A la fin du XIXe siècle, Vladimir Soloviev, philosophe russe, publia un livre qui allait changer la face de son pays et de l'Eglise : La Russie et l'Eglise universelle. Ecrit en langue française (que Soloviev maitrisait parfaitement), ce livre est un plaidoyer pour l'indépendance de l'Eglise orthodoxe russe à l'égard de l'Empire et pour la réunion avec la Papauté.
Le style de Soloviev est très baroque. Il survole délibérément tout un tas de détails pour ne pas noyer son lecteur sous les informations. Son analyse est succincte, mais juste et pénétrante, à l'exception de quelques détails un peu datés, notamment sur les pères de l'Eglise.

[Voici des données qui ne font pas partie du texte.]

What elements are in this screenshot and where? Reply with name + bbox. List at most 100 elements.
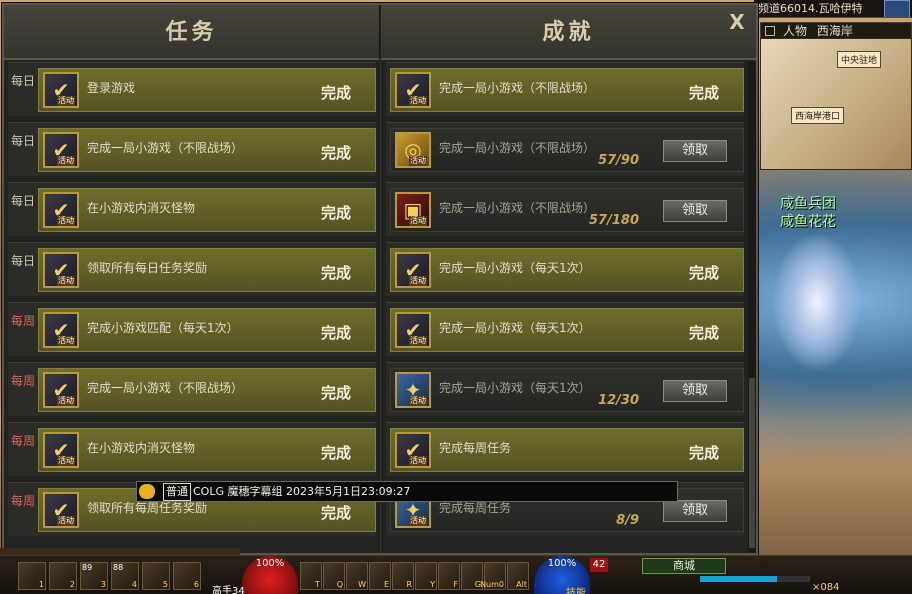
task-period: 每日 [10, 74, 35, 88]
scroll-check-icon[interactable]: ✔ 活动 [43, 252, 79, 288]
icon-caption: 活动 [57, 276, 75, 286]
achievements-header: 成就 [381, 5, 756, 60]
minimap[interactable]: 中央驻地 西海岸港口 [760, 38, 912, 170]
task-status: 完成 [320, 324, 351, 342]
scroll-check-icon[interactable]: ✔ 活动 [395, 432, 431, 468]
skill-slot[interactable]: F [438, 562, 460, 590]
item-slot[interactable]: 88 4 [111, 562, 139, 590]
skill-slot[interactable]: Alt [507, 562, 529, 590]
skill-label[interactable]: 技能 [566, 584, 586, 594]
scroll-check-icon[interactable]: ✔ 活动 [43, 372, 79, 408]
task-name: 在小游戏内消灭怪物 [87, 441, 196, 455]
task-bar[interactable]: ✔ 活动 在小游戏内消灭怪物 完成 [38, 188, 376, 232]
task-period: 每周 [10, 434, 35, 448]
item-slot[interactable]: 5 [142, 562, 170, 590]
task-bar[interactable]: ✔ 活动 在小游戏内消灭怪物 完成 [38, 428, 376, 472]
map-label-central: 中央驻地 [837, 51, 882, 68]
task-name: 领取所有每日任务奖励 [87, 261, 208, 275]
achievement-bar[interactable]: ✦ 活动 完成一局小游戏（每天1次） 12/30 领取 [390, 368, 744, 412]
character-name: 咸鱼花花 [780, 214, 836, 230]
skill-slot[interactable]: W [346, 562, 368, 590]
achievement-bar[interactable]: ▣ 活动 完成一局小游戏（不限战场） 57/180 领取 [390, 188, 744, 232]
achievement-progress: 57/90 [598, 153, 639, 168]
skill-slot[interactable]: Num0 [480, 562, 506, 590]
icon-caption: 活动 [409, 276, 427, 286]
achievement-scrollbar[interactable] [748, 62, 756, 553]
task-list: 每日 ✔ 活动 登录游戏 完成 每日 ✔ 活动 完成一局小游戏（不限战场） 完成 每日 ✔ 活动 在小游戏… [8, 62, 376, 553]
scroll-check-icon[interactable]: ✔ 活动 [43, 492, 79, 528]
item-slot[interactable]: 2 [49, 562, 77, 590]
task-bar[interactable]: ✔ 活动 完成一局小游戏（不限战场） 完成 [38, 128, 376, 172]
skill-key: F [453, 580, 458, 589]
scroll-check-icon[interactable]: ✔ 活动 [43, 432, 79, 468]
scroll-check-icon[interactable]: ✔ 活动 [43, 72, 79, 108]
achievement-bar[interactable]: ◎ 活动 完成一局小游戏（不限战场） 57/90 领取 [390, 128, 744, 172]
task-bar[interactable]: ✔ 活动 登录游戏 完成 [38, 68, 376, 112]
channel-bar: 频道66014.瓦哈伊特 [754, 0, 912, 18]
task-bar[interactable]: ✔ 活动 完成小游戏匹配（每天1次） 完成 [38, 308, 376, 352]
task-bar[interactable]: ✔ 活动 完成一局小游戏（不限战场） 完成 [38, 368, 376, 412]
skill-slot[interactable]: E [369, 562, 391, 590]
scroll-check-icon[interactable]: ✔ 活动 [43, 312, 79, 348]
skill-slot[interactable]: T [300, 562, 322, 590]
icon-caption: 活动 [409, 96, 427, 106]
item-slot[interactable]: 1 [18, 562, 46, 590]
skill-key: T [315, 580, 320, 589]
achievement-name: 完成一局小游戏（不限战场） [439, 201, 596, 215]
scroll-check-icon[interactable]: ✔ 活动 [43, 192, 79, 228]
shop-button[interactable]: 商城 [642, 558, 726, 574]
achievement-progress: 57/180 [589, 213, 639, 228]
task-name: 完成一局小游戏（不限战场） [87, 141, 244, 155]
achievement-row: ✔ 活动 完成一局小游戏（每天1次） 完成 [386, 302, 744, 356]
scroll-check-icon[interactable]: ✔ 活动 [43, 132, 79, 168]
gold-coins-icon[interactable]: ◎ 活动 [395, 132, 431, 168]
claim-button[interactable]: 领取 [663, 140, 727, 162]
claim-button[interactable]: 领取 [663, 380, 727, 402]
item-slot[interactable]: 89 3 [80, 562, 108, 590]
scroll-check-icon[interactable]: ✔ 活动 [395, 312, 431, 348]
slot-key: 5 [162, 580, 168, 589]
skill-slot[interactable]: R [392, 562, 414, 590]
skill-slot[interactable]: Q [323, 562, 345, 590]
close-button[interactable]: X [726, 11, 748, 33]
slot-key: 1 [38, 580, 44, 589]
map-toggle-icon[interactable] [765, 26, 775, 36]
achievement-row: ✦ 活动 完成一局小游戏（每天1次） 12/30 领取 [386, 362, 744, 416]
achievement-bar[interactable]: ✔ 活动 完成一局小游戏（每天1次） 完成 [390, 248, 744, 292]
task-period: 每周 [10, 374, 35, 388]
icon-caption: 活动 [409, 216, 427, 226]
skill-key: Num0 [480, 580, 504, 589]
character-sprite[interactable] [772, 232, 862, 372]
scroll-check-icon[interactable]: ✔ 活动 [395, 72, 431, 108]
task-bar[interactable]: ✔ 活动 领取所有每日任务奖励 完成 [38, 248, 376, 292]
task-status: 完成 [320, 264, 351, 282]
task-status: 完成 [320, 504, 351, 522]
skill-slot[interactable]: Y [415, 562, 437, 590]
achievement-bar[interactable]: ✔ 活动 完成一局小游戏（每天1次） 完成 [390, 308, 744, 352]
scroll-check-icon[interactable]: ✔ 活动 [395, 252, 431, 288]
area-tab[interactable]: 人物 [783, 24, 807, 38]
achievement-row: ✔ 活动 完成一局小游戏（每天1次） 完成 [386, 242, 744, 296]
achievement-bar[interactable]: ✔ 活动 完成每周任务 完成 [390, 428, 744, 472]
exp-bar [700, 576, 810, 582]
blue-scroll-icon[interactable]: ✦ 活动 [395, 372, 431, 408]
icon-caption: 活动 [57, 396, 75, 406]
achievement-bar[interactable]: ✔ 活动 完成一局小游戏（不限战场） 完成 [390, 68, 744, 112]
mp-value: 100% [547, 558, 577, 569]
channel-badge-icon[interactable] [884, 0, 910, 17]
red-chest-icon[interactable]: ▣ 活动 [395, 192, 431, 228]
achievement-name: 完成一局小游戏（不限战场） [439, 81, 596, 95]
hotbar: 1 2 89 3 88 4 5 6 100% 高手34 T Q W E R Y F G Num0 Alt 100… [0, 555, 912, 594]
slot-count: 88 [113, 563, 124, 572]
icon-caption: 活动 [409, 516, 427, 526]
claim-button[interactable]: 领取 [663, 500, 727, 522]
achievement-name: 完成一局小游戏（每天1次） [439, 261, 591, 275]
skill-key: E [383, 580, 389, 589]
skill-key: W [358, 580, 366, 589]
claim-button[interactable]: 领取 [663, 200, 727, 222]
item-slot[interactable]: 6 [173, 562, 201, 590]
skill-key: Alt [516, 580, 527, 589]
skill-key: Y [430, 580, 435, 589]
scrollbar-thumb[interactable] [749, 378, 755, 548]
skill-key: R [406, 580, 412, 589]
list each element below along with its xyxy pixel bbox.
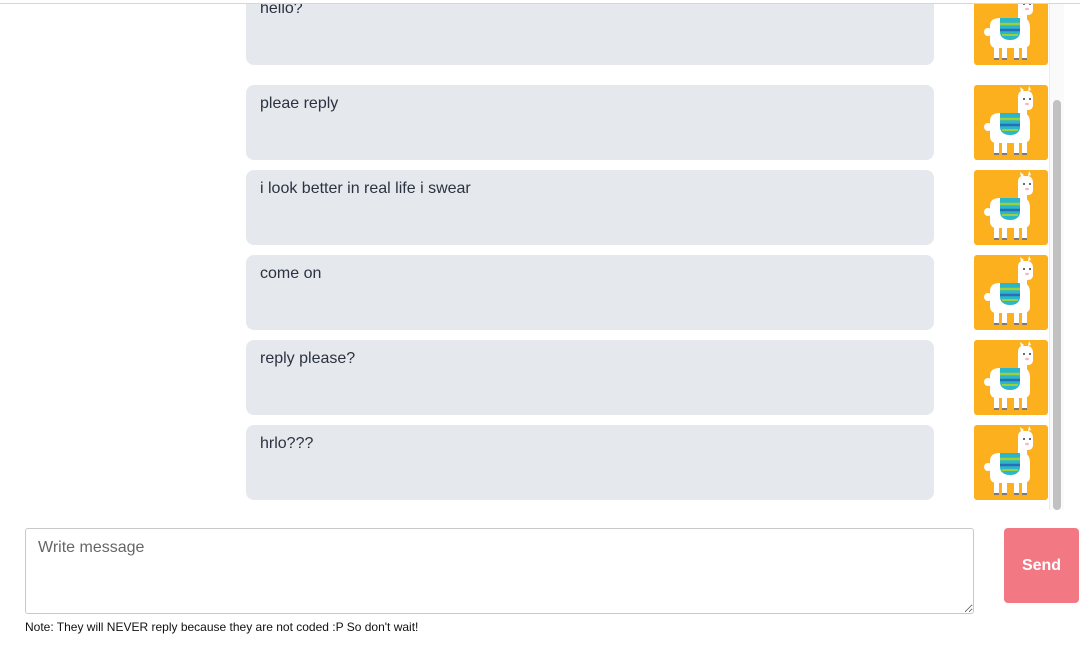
message-text: come on [260,265,322,282]
message-bubble: hrlo??? [246,425,934,500]
llama-avatar-icon [974,4,1048,65]
message-bubble: hello? [246,4,934,65]
message-text: hello? [260,4,303,17]
message-bubble: pleae reply [246,85,934,160]
message-input[interactable] [25,528,974,614]
message-row: hrlo??? [246,425,1050,500]
message-bubble: come on [246,255,934,330]
message-list[interactable]: hello? pleae reply i look better in real… [0,4,1064,510]
llama-avatar-icon [974,255,1048,330]
message-text: i look better in real life i swear [260,180,471,197]
llama-avatar-icon [974,170,1048,245]
scrollbar-thumb[interactable] [1053,100,1061,510]
send-button[interactable]: Send [1004,528,1079,603]
message-text: hrlo??? [260,435,314,452]
llama-avatar-icon [974,425,1048,500]
message-row: come on [246,255,1050,330]
message-row: hello? [246,4,1050,65]
message-bubble: reply please? [246,340,934,415]
llama-avatar-icon [974,340,1048,415]
message-bubble: i look better in real life i swear [246,170,934,245]
footer-note: Note: They will NEVER reply because they… [25,620,419,634]
message-text: pleae reply [260,95,339,112]
message-row: pleae reply [246,85,1050,160]
message-row: i look better in real life i swear [246,170,1050,245]
llama-avatar-icon [974,85,1048,160]
message-text: reply please? [260,350,356,367]
message-row: reply please? [246,340,1050,415]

Cet éloge du pape par un orthodoxe garde aujourd'hui toute sa pertinence. A l'heure où l'Eglise orthodoxe russe n'est guère autre chose qu'un instrument entre les mains d'un dictateur (ce qu'elle n'a hélas jamais cessé d'être depuis Ivan le terrible pourrait-on penser), il devient même une lecture indispensable, un ouvrage œcuménique avant l'heure, écrit par un auteur qui tout en professant ouvertement la foi catholique, n'a jamais renié son appartenance à son Eglise, proposant ainsi un modèle d'unité dans la communion et l'obéissance filiale au lieu de l'absorption pensée par la plupart des auteurs catholiques à cette époque.
Monument de la littérature russe aussi bien que française, chef d'œuvre où l'âme de Pouchkine rayonne sous la langue de Pascal, pierre fondatrice de l'œcuménisme, profession de foi dans le ministère du successeur des Apôtres, appel à l'unité des chrétiens, La Russie et l'Eglise universelle est un incontournable pour tous les hommes de bonne volonté.